Het is de dag na Pasen. De klok van de Sint-Katelijnekerk slaat voor de vijfde keer. Op de parvis staan twee muzikanten mij op te wachten. Het zijn pianiste Barbara Baltussen en violist Pieter Jansen, die samen met cellist Francis Mourey het Trio Khaldei vormen. Dit pianotrio, dat in 2011 werd opgericht, heeft zopas een nieuwe mijlpaal bereikt: in maart kwam hun allereerste cd op de markt, met daarop werken van Dmitri Sjostakovitsj en Sergej Prokofjev. En daar valt natuurlijk wel het een en het ander over te vertellen. Voldoende reden dus om beide over dit schijfje aan de tand te voelen. ‘Je maakt zo’n opname voor een groot stuk voor jezelf, omwille van de muzikale weg die je op die manier aflegt. Die evolutie is eigenlijk de grootste winst.’

De directe aanleiding voor dit gesprek is jullie eerste opname met daarop werk van Sjostakovitsj en Prokofjev. Vanwaar de keuze voor deze twee componisten, en jullie sterke hang naar de Russische kamermuziek, in het bijzonder deze uit de 20ste eeuw? Is er voor dit debuut soms ook aan ander repertoire gedacht?

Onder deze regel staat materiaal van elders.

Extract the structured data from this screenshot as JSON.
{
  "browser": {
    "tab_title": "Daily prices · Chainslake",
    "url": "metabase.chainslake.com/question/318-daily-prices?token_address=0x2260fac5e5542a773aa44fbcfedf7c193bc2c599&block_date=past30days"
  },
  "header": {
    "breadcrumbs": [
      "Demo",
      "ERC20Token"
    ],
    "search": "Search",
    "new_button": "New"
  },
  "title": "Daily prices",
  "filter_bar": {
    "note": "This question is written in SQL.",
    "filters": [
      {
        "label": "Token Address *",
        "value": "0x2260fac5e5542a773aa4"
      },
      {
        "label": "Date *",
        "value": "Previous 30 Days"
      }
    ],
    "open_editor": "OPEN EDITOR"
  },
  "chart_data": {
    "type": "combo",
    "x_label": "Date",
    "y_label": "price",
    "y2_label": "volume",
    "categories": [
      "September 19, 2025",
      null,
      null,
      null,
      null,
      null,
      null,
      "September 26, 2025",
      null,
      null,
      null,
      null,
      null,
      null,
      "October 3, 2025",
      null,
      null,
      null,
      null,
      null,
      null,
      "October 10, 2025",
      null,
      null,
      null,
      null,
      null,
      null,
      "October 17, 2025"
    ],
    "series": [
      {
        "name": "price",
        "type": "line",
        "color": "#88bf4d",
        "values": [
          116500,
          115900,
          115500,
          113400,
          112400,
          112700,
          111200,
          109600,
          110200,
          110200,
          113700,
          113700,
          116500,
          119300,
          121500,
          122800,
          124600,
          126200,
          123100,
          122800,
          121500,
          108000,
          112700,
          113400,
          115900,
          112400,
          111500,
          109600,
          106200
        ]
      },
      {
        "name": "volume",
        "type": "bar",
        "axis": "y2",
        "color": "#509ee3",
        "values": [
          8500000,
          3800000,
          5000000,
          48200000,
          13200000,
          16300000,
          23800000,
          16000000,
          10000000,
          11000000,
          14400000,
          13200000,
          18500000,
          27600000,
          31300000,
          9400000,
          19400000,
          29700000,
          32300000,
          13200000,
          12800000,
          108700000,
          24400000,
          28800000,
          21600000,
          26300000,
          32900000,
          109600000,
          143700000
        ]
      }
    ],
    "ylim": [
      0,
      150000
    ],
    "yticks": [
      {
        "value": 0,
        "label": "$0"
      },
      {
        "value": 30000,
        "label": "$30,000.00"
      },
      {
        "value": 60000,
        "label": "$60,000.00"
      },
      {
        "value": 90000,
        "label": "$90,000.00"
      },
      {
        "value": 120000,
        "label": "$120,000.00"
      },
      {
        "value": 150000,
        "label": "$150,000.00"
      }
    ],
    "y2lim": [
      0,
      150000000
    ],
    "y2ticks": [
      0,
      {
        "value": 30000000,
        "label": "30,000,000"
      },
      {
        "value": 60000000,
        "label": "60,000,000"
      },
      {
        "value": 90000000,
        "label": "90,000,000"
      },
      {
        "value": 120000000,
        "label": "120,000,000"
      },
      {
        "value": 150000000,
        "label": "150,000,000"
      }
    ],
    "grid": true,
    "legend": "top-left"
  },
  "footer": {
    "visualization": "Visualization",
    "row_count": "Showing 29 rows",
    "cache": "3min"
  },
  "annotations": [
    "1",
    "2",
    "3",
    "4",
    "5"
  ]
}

Barbara: Persoonlijk heb ik een heel grote voorkeur voor Russische muziek. Ik heb in het verleden ook vaak Rachmaninov gespeeld. En het tweede pianotrio van Sjostakovitsj is ook het eerste werk dat we als Trio Khaldei op concert hebben gebracht. Gaandeweg is dat dan geëvolueerd tot ons lijfstuk, en het heeft ook mede onze naam bepaald. Dat wil natuurlijk niet zeggen dat we van in het begin besloten hebben dat we ons enkel op deze muziek zouden toespitsen, maar het is wel muziek die we ongelooflijk krachtig vinden en al het langste spelen. Onze interpretatie ervan is dus al het meest gerijpt.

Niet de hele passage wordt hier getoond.